# Balance Sheet

## Balance Sheet Analysis

An analysis of the balance sheet items helps to answer some major managerial questions such as: How can the firm increase its net assets and owners’ equity? What may cause decrease in net assets and owners’ equity? What happens to net assets and owners’ equity if assets or liabilities or both increase of decrease? Such an analysis will provide a critical insight into the meaning of various balance sheet items. It can help to understand the cause of changes occurring from one period to another in balance sheet. As stated, balance sheet does not reflect changes in financial position; it contains information at a specific date. Thus, this statement (balance sheet) is static in nature. Another statement, the statement of changes in financial position, may be prepared to reflect the changes in assets and liabilities.

The balance sheet reflects the financial position of the firm. Like any other statement, the balance sheet should contain a heading. The heading includes the name of the firm, the type of statement and the date to which the statement applies. The balance sheet must carry a specific date, such 31st December, 2011. The assets, liabilities and owners’ equity are relevant only for the date specified. The balance sheet can be presented in the account form or the report form. The balance sheet has two sides.

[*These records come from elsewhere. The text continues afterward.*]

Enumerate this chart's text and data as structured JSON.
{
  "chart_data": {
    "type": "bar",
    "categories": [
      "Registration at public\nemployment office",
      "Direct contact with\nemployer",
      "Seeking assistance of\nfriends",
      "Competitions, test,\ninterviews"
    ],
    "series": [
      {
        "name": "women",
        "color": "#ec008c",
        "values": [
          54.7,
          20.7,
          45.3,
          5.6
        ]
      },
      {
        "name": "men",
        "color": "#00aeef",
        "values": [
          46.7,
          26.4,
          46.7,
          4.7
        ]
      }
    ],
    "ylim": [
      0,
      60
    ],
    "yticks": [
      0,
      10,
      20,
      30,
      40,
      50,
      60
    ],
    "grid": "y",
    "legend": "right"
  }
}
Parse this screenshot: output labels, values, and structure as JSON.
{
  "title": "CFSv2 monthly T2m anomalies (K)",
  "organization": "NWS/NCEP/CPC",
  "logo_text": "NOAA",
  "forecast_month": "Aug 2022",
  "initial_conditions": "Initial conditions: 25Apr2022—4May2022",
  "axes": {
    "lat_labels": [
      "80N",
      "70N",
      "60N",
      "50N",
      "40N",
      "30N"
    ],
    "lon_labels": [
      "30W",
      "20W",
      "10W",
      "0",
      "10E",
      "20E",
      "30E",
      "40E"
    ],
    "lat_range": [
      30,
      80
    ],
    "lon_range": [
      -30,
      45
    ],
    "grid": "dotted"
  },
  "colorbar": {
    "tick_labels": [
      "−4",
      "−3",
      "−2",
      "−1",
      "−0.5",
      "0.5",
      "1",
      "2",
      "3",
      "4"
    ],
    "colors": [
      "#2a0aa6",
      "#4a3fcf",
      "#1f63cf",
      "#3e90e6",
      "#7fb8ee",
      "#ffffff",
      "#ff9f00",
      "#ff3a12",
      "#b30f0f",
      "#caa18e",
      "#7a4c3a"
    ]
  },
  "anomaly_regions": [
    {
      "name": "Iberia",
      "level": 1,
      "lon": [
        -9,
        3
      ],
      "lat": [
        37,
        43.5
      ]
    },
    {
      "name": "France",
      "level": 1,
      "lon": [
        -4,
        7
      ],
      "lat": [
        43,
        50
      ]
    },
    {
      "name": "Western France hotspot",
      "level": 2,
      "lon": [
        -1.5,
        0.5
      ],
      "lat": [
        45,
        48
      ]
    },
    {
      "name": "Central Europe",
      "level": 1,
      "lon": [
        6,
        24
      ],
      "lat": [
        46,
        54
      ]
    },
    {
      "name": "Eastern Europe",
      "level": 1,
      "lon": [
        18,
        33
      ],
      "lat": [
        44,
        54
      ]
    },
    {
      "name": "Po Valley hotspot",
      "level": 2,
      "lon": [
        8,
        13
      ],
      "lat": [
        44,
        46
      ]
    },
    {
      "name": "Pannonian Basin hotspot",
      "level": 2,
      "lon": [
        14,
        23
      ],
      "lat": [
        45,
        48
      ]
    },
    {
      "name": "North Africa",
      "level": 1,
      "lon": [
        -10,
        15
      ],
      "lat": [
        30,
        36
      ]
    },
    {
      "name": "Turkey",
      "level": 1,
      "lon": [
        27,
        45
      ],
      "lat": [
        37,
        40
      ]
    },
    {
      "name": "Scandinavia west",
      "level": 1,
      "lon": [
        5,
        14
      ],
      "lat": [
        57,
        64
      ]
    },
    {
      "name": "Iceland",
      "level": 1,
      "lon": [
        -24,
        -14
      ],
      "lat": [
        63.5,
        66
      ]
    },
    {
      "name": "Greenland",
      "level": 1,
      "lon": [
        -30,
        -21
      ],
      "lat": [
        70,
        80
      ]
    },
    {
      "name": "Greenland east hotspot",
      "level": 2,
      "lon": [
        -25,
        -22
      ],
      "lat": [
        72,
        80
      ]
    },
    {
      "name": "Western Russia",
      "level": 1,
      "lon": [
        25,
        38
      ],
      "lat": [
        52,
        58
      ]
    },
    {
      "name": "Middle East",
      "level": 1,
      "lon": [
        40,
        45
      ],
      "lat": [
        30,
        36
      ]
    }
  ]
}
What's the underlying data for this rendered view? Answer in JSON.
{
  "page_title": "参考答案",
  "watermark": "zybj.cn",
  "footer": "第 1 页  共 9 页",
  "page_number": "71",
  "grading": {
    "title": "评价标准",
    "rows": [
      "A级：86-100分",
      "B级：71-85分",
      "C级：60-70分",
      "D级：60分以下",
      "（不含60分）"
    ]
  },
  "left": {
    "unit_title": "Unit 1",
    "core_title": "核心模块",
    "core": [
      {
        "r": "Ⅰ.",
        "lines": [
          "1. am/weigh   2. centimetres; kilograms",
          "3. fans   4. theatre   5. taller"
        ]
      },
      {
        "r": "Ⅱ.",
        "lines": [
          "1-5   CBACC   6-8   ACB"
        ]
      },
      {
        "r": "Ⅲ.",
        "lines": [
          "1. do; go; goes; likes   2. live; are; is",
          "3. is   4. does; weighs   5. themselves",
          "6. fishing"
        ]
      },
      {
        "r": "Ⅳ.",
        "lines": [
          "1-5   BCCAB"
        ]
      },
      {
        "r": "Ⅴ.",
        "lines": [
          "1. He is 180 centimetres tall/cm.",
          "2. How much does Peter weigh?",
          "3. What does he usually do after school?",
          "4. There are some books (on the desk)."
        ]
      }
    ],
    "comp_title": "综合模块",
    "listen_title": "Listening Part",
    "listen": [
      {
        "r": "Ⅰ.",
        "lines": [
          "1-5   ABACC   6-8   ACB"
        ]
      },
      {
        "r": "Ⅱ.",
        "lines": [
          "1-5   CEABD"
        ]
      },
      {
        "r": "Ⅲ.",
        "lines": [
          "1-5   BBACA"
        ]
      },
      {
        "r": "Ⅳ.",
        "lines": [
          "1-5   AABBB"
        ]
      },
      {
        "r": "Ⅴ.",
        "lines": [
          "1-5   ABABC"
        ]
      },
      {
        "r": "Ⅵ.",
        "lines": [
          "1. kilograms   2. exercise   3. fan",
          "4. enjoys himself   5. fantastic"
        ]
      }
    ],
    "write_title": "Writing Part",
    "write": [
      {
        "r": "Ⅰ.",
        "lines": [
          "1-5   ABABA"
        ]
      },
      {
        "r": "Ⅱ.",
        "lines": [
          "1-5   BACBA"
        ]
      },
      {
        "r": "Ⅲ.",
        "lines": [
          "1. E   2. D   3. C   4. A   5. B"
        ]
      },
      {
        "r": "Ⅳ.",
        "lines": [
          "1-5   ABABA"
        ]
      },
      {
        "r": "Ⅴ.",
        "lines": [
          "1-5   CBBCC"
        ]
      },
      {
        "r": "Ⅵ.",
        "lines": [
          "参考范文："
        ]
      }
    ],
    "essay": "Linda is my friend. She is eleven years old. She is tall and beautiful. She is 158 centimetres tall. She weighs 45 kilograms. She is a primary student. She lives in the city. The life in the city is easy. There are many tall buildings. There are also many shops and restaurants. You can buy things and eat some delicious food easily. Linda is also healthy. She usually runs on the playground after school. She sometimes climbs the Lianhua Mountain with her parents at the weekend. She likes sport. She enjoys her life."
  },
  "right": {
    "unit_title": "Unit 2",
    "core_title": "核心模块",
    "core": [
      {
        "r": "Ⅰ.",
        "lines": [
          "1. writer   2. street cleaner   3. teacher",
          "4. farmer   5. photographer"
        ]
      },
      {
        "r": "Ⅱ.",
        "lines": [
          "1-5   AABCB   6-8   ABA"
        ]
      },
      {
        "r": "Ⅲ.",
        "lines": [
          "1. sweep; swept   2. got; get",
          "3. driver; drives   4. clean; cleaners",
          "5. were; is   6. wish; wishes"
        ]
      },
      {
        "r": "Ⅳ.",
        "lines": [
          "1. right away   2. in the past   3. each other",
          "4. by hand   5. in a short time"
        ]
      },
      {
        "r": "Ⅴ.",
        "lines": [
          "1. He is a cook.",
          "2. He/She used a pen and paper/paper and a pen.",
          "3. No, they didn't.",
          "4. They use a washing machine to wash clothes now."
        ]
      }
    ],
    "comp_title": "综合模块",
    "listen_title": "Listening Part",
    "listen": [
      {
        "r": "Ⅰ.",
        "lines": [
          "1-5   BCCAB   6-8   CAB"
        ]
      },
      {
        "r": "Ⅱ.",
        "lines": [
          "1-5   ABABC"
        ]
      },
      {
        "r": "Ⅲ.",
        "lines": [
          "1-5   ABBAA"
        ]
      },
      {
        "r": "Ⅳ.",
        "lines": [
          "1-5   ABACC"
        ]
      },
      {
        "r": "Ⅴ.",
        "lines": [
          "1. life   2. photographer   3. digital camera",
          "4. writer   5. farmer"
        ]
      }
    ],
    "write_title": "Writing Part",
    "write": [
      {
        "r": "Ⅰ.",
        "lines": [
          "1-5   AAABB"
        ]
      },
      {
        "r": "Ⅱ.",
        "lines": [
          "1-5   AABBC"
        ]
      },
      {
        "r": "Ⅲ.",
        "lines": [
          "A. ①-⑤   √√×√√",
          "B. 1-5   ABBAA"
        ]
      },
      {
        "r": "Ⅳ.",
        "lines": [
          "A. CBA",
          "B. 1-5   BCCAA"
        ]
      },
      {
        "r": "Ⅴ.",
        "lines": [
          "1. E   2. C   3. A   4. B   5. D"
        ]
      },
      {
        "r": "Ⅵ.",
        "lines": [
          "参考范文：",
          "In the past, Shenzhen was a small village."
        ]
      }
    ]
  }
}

The right-hand side lists the various assets of the company and the left-hand side shows the means by which assets have been financed; that is , liabilities and owners’ equity. Left-hand side gives the details of the sources of borrowed funds and owners’ original investment plus reserves and surplus. It should be noted that the totals of two sides are equal. This necessarily follows from the accounting equation, TA = TL + OE and does not indicate anything about the firm’s financial strength. The use of the term balance sheet does not convey anything very special, as the two sides must always balance. In the report form, a step-wise balance sheet is prepared, listing assets at the top and then listing liabilities and owners’ equity.

The report-form balance sheet reveals the concept of net current asset. In practice, companies show their summarized balance sheets in the report-form. They divide balance sheet into two parts: (1) sources of funds, and (2) application of funds. Sources of funds include shareholders’ funds (net worth) and borrowing divided as secured and unsecured. Application of funds include net fixed assets (net block plus other non current assets) and net current assets (difference between current assets and current liabilities).

## Balance Sheet Functions

The three important functions served by the balance sheet are:

1. It gives a concise summary of the firm’s resources (assets) and obligations (liabilities and owners’ equity).
2. It is a measure of the firm’s liquidity.
3. It is a measure of the firm’s solvency.

Stewardship Role — In the definition of accounting we noted that it has a custodial, or stewardship role to play. The balance sheet fulfills this function. It reports to owners and others the state of the firm’s affairs — assets owned by the firm and the claims against them.

Liquidity — The balance sheet also contains information about the firm’s liquidity position. Liquidity refers to the firm’s ability to pay debts as they mature. The net current assets is the measure of the firm’s liquidity. This information is directly given in the report-form balance sheet and can be computed in the account-form balance sheet. The liquidity position of the firm is of particular interest to creditors. The greater will be their risk if the liquidity position of the firm is weak.

Solvency — The balance sheet also indicates the solvency of the firm. Solvency refers to the firm’s ability to meet eventually all of its long-and short-term debts. A high proportion of debt can endanger the firm’s solvency. If functions of the balance sheet are examined in terms of the basic accounting functions, then the balance sheet,

1. Accumulated information in conformity with the basic accounting equation TA = TL + OE;
2. Measures assets and liabilities in monetary units and in accordance with cost principles;
3. Communicate information about assets (resources), liabilities (outside claims) and owners’ equity (residual claim of owners) to owners, creditors and others.